For its 25th anniversary this year Cirque du Soleil is going to attempt to break the world record for stilt walking which they initially set in 2004 with 544 stilt walkers. In 2006 the Japanese beat Cirque’s record with 614. Last year Brandford, Ontario upped the ante to 625. Cirque is aiming for around 1000 next week, thinking that will stand for quite some time.

I probably can’t make it out to the historic attempt Tuesday (though I’m going to try) and in any case, records are meant to be broken. I’ll bet I can get 2000.

Whoa buddy! You’re probably saying. Kay, you’ve only walked on stilts ONCE and now you’re threatening to overturn Cirque’s world record?! Slow down!

No. I’m feeling competitive.

Besides, I don’t think it’d be all that hard. Because I know a place. An ancient alkili lake…

Playa stilts

Burning Man. Surely there are a couple thousand stilt walker at Burning Man, and likely a couple thousand more who’d learn if only to blow a record out of the water. Of course there are logistical issues, such as it being the most chaotic place on earth outside of a war zone, but with proper planning anything is possible. I worked it all out in the shower this morning.

Burners would be keen to do it, the only real obstacles are A) tabulating the results in a satisfactory fashion and B) dealing with flakiness.

A) This isn’t this hard. The route it obvious. Centre Camp to the Man. So, set up some pillars to seperate out “lanes” – then get volunteers to take responsibility for a lane and count every stilt walker that goes through. Now some people will try to double back – goddam tricksters. No problem, everyone gets a stamp on their way through – YAY! A stamp! What a wonderful souvenier! And a great way to keep track of you maniacs…

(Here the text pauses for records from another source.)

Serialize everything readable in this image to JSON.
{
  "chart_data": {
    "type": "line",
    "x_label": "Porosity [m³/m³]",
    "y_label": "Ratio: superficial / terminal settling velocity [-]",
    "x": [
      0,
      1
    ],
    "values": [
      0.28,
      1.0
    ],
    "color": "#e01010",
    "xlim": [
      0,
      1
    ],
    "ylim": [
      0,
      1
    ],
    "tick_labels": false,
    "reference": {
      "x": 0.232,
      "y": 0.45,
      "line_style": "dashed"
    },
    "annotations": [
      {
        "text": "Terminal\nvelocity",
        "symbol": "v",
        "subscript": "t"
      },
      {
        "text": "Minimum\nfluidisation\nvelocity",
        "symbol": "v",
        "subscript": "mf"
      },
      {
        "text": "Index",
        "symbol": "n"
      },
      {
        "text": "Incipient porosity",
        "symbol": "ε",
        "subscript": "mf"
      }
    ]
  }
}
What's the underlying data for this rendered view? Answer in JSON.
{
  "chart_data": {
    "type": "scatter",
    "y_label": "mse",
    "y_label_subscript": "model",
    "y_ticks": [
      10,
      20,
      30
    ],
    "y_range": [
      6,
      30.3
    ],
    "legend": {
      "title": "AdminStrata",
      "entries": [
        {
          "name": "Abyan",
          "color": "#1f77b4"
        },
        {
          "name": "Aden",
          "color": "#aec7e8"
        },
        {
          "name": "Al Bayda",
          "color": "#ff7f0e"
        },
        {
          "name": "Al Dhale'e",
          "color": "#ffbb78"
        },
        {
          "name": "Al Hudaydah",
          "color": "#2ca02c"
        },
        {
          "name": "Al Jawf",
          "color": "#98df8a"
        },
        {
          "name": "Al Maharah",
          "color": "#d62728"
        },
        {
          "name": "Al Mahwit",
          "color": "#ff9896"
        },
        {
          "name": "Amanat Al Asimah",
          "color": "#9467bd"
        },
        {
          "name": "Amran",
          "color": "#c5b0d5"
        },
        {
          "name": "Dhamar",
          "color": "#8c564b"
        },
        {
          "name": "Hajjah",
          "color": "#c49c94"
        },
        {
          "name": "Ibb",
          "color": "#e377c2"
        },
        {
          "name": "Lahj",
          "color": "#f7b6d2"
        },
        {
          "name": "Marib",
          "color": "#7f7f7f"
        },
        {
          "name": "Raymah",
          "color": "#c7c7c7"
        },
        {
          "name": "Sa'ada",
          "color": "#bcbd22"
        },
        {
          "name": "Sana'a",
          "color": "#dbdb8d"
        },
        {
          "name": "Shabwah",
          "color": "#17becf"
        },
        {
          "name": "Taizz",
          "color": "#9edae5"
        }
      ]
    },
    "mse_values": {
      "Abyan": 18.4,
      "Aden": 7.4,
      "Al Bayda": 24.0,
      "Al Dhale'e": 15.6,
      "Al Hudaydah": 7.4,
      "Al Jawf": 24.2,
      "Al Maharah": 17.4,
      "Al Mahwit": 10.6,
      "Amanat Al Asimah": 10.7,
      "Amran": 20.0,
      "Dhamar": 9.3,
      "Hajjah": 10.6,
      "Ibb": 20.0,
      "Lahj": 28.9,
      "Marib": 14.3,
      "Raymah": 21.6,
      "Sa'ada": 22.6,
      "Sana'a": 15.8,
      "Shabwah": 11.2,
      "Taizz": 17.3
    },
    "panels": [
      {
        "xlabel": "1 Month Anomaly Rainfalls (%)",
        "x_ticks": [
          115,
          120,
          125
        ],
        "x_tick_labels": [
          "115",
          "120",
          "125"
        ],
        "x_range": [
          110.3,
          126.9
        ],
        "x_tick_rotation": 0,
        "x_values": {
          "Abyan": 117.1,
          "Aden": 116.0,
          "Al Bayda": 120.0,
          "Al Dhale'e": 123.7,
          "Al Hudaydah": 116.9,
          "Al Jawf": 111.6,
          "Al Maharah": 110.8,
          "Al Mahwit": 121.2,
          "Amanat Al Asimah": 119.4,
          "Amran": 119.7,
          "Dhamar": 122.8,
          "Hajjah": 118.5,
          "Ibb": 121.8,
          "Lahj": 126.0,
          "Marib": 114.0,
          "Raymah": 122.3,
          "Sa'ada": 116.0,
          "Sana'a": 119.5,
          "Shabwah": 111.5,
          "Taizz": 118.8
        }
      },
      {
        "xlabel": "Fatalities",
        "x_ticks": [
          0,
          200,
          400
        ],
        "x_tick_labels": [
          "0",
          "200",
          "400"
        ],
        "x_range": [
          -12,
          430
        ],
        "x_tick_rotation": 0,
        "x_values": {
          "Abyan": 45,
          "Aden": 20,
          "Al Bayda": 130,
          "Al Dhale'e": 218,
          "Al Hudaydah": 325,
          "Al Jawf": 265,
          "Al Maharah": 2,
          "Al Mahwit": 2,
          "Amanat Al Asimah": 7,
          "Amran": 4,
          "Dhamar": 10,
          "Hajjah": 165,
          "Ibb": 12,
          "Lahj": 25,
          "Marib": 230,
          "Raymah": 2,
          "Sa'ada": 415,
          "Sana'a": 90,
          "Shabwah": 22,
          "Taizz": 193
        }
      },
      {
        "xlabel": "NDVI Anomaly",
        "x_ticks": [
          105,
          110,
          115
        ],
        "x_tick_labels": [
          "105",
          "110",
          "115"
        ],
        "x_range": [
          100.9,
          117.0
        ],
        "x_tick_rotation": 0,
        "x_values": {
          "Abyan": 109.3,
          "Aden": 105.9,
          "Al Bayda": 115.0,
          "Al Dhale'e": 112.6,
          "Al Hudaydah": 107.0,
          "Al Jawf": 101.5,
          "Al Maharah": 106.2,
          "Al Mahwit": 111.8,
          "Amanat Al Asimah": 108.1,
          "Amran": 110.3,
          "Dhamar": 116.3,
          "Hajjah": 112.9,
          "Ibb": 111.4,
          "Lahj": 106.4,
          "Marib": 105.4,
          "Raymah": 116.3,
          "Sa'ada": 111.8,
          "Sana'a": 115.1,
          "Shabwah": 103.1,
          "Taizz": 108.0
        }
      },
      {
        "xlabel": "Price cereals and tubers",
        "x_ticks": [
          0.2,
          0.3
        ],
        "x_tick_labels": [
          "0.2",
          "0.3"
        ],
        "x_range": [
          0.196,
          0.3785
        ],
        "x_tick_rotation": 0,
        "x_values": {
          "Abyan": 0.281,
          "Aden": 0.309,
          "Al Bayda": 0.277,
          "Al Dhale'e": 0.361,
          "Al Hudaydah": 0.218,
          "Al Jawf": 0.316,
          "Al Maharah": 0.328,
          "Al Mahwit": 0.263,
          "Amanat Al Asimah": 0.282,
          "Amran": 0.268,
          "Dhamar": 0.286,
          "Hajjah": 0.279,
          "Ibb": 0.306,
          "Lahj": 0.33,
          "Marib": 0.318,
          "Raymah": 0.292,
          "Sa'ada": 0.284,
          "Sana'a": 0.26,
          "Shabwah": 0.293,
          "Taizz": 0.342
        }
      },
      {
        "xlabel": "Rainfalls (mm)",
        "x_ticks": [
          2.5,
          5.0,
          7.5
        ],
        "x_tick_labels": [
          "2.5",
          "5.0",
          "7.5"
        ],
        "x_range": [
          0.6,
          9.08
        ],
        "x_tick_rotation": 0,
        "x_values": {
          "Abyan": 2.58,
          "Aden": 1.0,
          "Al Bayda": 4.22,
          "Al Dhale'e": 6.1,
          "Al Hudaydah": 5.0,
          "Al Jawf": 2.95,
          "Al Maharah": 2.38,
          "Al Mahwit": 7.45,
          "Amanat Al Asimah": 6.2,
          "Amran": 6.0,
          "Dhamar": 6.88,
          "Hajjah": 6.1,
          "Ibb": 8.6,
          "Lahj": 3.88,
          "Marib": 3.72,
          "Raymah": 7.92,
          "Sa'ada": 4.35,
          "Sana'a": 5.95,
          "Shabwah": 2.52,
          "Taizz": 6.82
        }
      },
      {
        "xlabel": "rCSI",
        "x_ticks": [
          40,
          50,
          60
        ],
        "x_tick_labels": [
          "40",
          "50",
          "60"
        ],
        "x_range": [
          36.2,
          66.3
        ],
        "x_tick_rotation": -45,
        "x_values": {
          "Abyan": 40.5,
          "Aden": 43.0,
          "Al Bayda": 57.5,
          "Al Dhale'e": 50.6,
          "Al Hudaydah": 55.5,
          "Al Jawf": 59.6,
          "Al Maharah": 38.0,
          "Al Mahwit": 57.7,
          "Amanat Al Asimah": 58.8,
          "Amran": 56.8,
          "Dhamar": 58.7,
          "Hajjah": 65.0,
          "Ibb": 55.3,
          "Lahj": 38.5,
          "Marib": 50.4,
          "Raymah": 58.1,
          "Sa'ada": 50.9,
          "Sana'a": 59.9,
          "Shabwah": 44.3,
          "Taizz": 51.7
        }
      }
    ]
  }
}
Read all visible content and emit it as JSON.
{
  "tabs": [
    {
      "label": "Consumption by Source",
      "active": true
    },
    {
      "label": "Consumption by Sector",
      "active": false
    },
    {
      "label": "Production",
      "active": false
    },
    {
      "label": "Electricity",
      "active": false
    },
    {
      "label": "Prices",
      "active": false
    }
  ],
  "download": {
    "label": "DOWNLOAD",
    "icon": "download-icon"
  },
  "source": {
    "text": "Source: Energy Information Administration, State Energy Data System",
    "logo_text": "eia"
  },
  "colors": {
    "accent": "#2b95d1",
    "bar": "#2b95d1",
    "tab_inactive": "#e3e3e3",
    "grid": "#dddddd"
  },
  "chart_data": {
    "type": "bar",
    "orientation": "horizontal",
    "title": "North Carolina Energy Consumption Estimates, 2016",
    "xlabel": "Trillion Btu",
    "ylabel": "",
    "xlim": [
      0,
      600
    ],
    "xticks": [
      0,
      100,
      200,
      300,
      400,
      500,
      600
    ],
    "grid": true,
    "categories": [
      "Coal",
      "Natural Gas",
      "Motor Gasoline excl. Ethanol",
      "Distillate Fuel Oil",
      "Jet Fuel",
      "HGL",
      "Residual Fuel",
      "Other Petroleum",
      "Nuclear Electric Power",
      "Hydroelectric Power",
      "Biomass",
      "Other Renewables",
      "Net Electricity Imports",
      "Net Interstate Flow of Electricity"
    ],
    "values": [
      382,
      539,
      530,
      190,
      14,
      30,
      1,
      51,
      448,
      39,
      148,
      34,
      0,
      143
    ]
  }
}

B) Flakiness. Burners are VERY easily distracted, because there’s a lot of distracting stuff out there. The solution is blunt, like a hammer. Hit them months in advance through Jack Rabbit Speaks, teach them how to build stilts, how to use them. Remind them again and AGAIN. At the event have stilt workshops a few days before. Finally, the day of send a squad of stilt walkers armed with megaphones down every street as town criers telling EVERYONE that the event is coming up fast and to get your elevated ass to Centre Camp. Finally, promise a big kick ass party for stilters only after the event.

With a population of 40,000 many of whom are circus freaks mustering up 2000 stilters should be a breeze, and an amazing sight.

Now it *might* be possible to pull this off in 2009. It would fit the theme well; humans have been consistently growing taller as we evolve and competition is one of the foundations of evolution. I wouldn’t do that to cirque though. It’d be really bad form to blow their record out of the water their anniversary year before the 2009 edition of the Guiness Book of World Records is even published. In fact it’d be a real asshole thing to do.

So 2010. Watch for the parade marshaller on steam powered stilts with a megaphone in his hand shouting out “Stilters assemble!”